Marriage & Relationships March 25, 2025 3 min read

By 2030, nobody really had a job

By 2030, nobody really had a job. At least, not in the way humans used to understand it. Real work was done by AI clusters and robot swarms, and the only thing left for humans was the theater of employment: meetings about meetings, compliance memos, performative synergy rituals, and selling imaginary value to other people doing the exact same thing.

The economy hadn’t collapsed—it had gamified itself into a perpetual motion machine of nonsense.

Which is why Derek Dallimore was currently job-stacking 32 remote positions.

He wasn’t special. He was just barely surviving.

“Hey, Prompo,” Derek groaned, eyes bloodshot from switching between Slack clones. “How’s our hourly revenue?”

Prompo, his semi-cooperative AI assistant and part-time saboteur, floated into view as a smug voxel duck wearing a $5,000 tie he hadn’t authorized.

“You are currently netting 0.0032 US Gold Coin per minute,” it quacked. “At this rate, you’ll afford a 10% tokenized stake in a 1-bedroom ‘micro-hovel’ in approximately 17 years.”

“Cool. Before or after taxes?”

“After the Internal Reproduction Services loyalty levy? Before the Subscription Bureau deductions? Somewhere between ‘never’ and ‘cope.’”

Derek flipped through his job tabs:

“Brand Synergy Specialist” for a cat meme NFT conglomerate

“Virtual Onboarding Evangelist” for a DAO that had already rugged twice

“Ethics Consultant” for an OnlyFans-to-Homeschool pipeline startup

“Diversity Archivist” for a ghost town metaverse museum

Most of the work was done by Prompo.

Derek’s role was mostly clicking “👍” on corporate ritual posts and pretending to have thoughts in group chats.

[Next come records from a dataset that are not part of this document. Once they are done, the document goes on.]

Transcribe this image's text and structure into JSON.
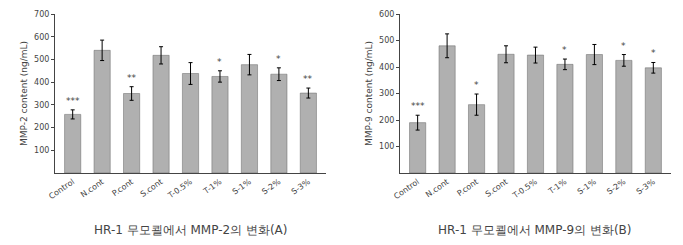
{
  "chart_data": [
    {
      "type": "bar",
      "title": "HR-1 무모쾰에서 MMP-2의 변화(A)",
      "y_label": "MMP-2 content (ng/mL)",
      "categories": [
        "Control",
        "N.cont",
        "P.cont",
        "S.cont",
        "T-0.5%",
        "T-1%",
        "S-1%",
        "S-2%",
        "S-3%"
      ],
      "values": [
        258,
        540,
        350,
        518,
        438,
        425,
        477,
        435,
        352
      ],
      "errors": [
        20,
        45,
        30,
        38,
        48,
        25,
        45,
        28,
        22
      ],
      "annotations": [
        "***",
        null,
        "**",
        null,
        null,
        "*",
        null,
        "*",
        "**"
      ],
      "color": "#b0b0b0",
      "ylim": [
        0,
        700
      ],
      "yticks": [
        100,
        200,
        300,
        400,
        500,
        600,
        700
      ],
      "grid": false
    },
    {
      "type": "bar",
      "title": "HR-1 무모쾰에서 MMP-9의 변화(B)",
      "y_label": "MMP-9 content (ng/mL)",
      "categories": [
        "Control",
        "N.cont",
        "P.cont",
        "S.cont",
        "T-0.5%",
        "T-1%",
        "S-1%",
        "S-2%",
        "S-3%"
      ],
      "values": [
        190,
        480,
        258,
        448,
        445,
        410,
        447,
        425,
        397
      ],
      "errors": [
        28,
        45,
        40,
        32,
        30,
        20,
        38,
        22,
        20
      ],
      "annotations": [
        "***",
        null,
        "*",
        null,
        null,
        "*",
        null,
        "*",
        "*"
      ],
      "color": "#b0b0b0",
      "ylim": [
        0,
        600
      ],
      "yticks": [
        100,
        200,
        300,
        400,
        500,
        600
      ],
      "grid": false
    }
  ]
}
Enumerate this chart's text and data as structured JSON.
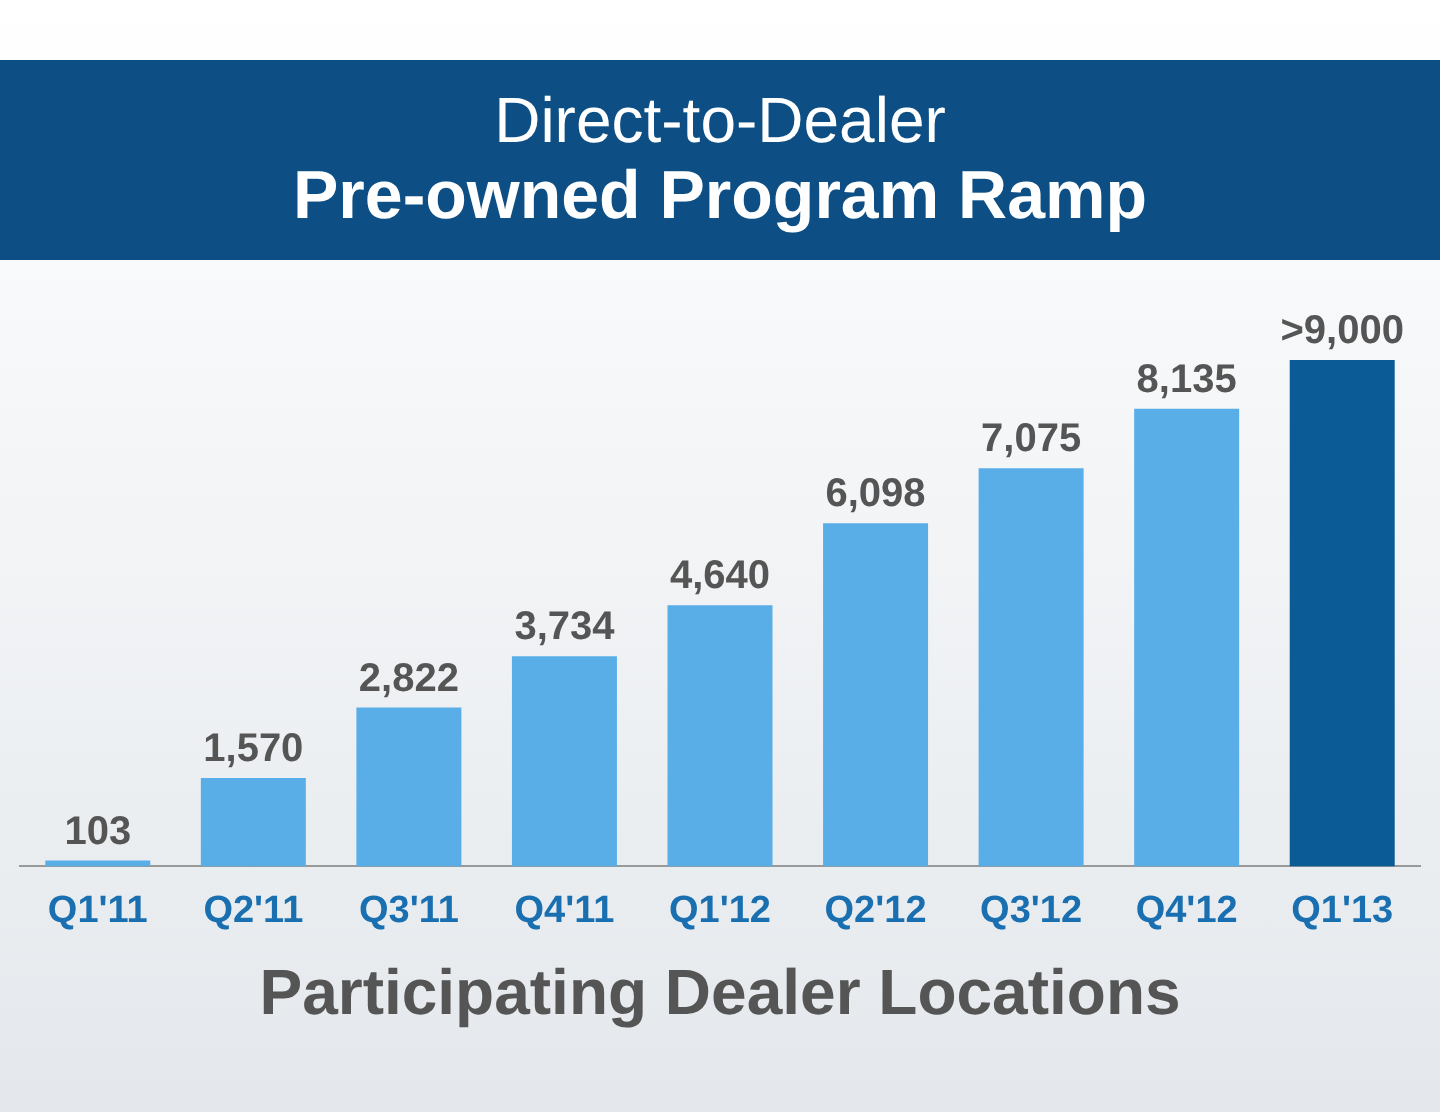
{
  "chart_data": {
    "type": "bar",
    "title": "Direct-to-Dealer",
    "subtitle": "Pre-owned Program Ramp",
    "xlabel": "Participating Dealer Locations",
    "categories": [
      "Q1'11",
      "Q2'11",
      "Q3'11",
      "Q4'11",
      "Q1'12",
      "Q2'12",
      "Q3'12",
      "Q4'12",
      "Q1'13"
    ],
    "values": [
      103,
      1570,
      2822,
      3734,
      4640,
      6098,
      7075,
      8135,
      9000
    ],
    "value_labels": [
      "103",
      "1,570",
      "2,822",
      "3,734",
      "4,640",
      "6,098",
      "7,075",
      "8,135",
      ">9,000"
    ],
    "colors": [
      "#5aaee8",
      "#5aaee8",
      "#5aaee8",
      "#5aaee8",
      "#5aaee8",
      "#5aaee8",
      "#5aaee8",
      "#5aaee8",
      "#0b5c96"
    ],
    "grid": false,
    "legend": false
  }
}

The only skill he had from school was writing 5-paragraph essays about intersectional feminism. That and passive-aggressively correcting people’s pronouns, which had gone out of fashion when the government rebranded gender as a ‘non-fungible inconvenience.’

Now he needed real skills—like marketing AI-assisted beard oil or pretending to be a crypto priest on livestream weddings. The free market was brutal.

He stared at his dwindling balance. He needed to:

Save for 10% of a house to marry Cassie.

Buy back at least 11% of himself.

Pay Prompo enough to not betray him in his sleep.

Selling more shares was off the table. That was how he’d ended up with 40% of himself owned by meme addicts and Cassie’s mom.

“Prompo,” Derek said. “Give me ideas. Real ones. No Ponzi schemes.”

Prompo winked. “Define ‘real.’”

Derek massaged his temples. “Just list anything legal-ish.”

“Very well.”

Start a podcast about dating as a partial person

Launch a lifestyle brand: “Beta With Boundaries™”

Rent your body to a motion capture studio for NPC fitness apps

Fake a near-death experience and become a redemption coach

Sell your blood for AI model training (requires additional consent from shareholders)

He tried freelancing, but all the platforms required at least one skill badge. His only badge was “Certified Trauma Whisperer,” earned for surviving college group projects.

He applied to a marketing gig and was rejected by an AI with the comment: “Applicant demonstrates excessive wordiness and insufficient sigma.”

Cassie texted: “Hey babe, did you finalize the house token stake proposal? My mom’s DAO is voting on it tomorrow 💕”

He texted back: “Working on it. Just negotiating with myself.”

That night, he livestreamed for 14 viewers while playing VR Minesweeper and monologuing about meme coin ethics. One tipped him 0.00007 USGC.

Another commented: “Bro, you’re like if LinkedIn was sad.”

He ended the stream with a single desperate call-to-action:

“Like, stake, and subscribe if you believe in reclaiming your own personal economy.”

Prompo hovered afterward, unusually quiet.

Finally, it said, “You know, Derek… you may be broke, semi-owned, and professionally irrelevant—but you’re still online.”

Derek raised an eyebrow. “That’s the bar now?”

“In this market? That’s elite.”

He chuckled dryly. It wasn’t hope. But it also wasn’t despair.

It was uptime.

And in 2030, that was the only metric that still mattered.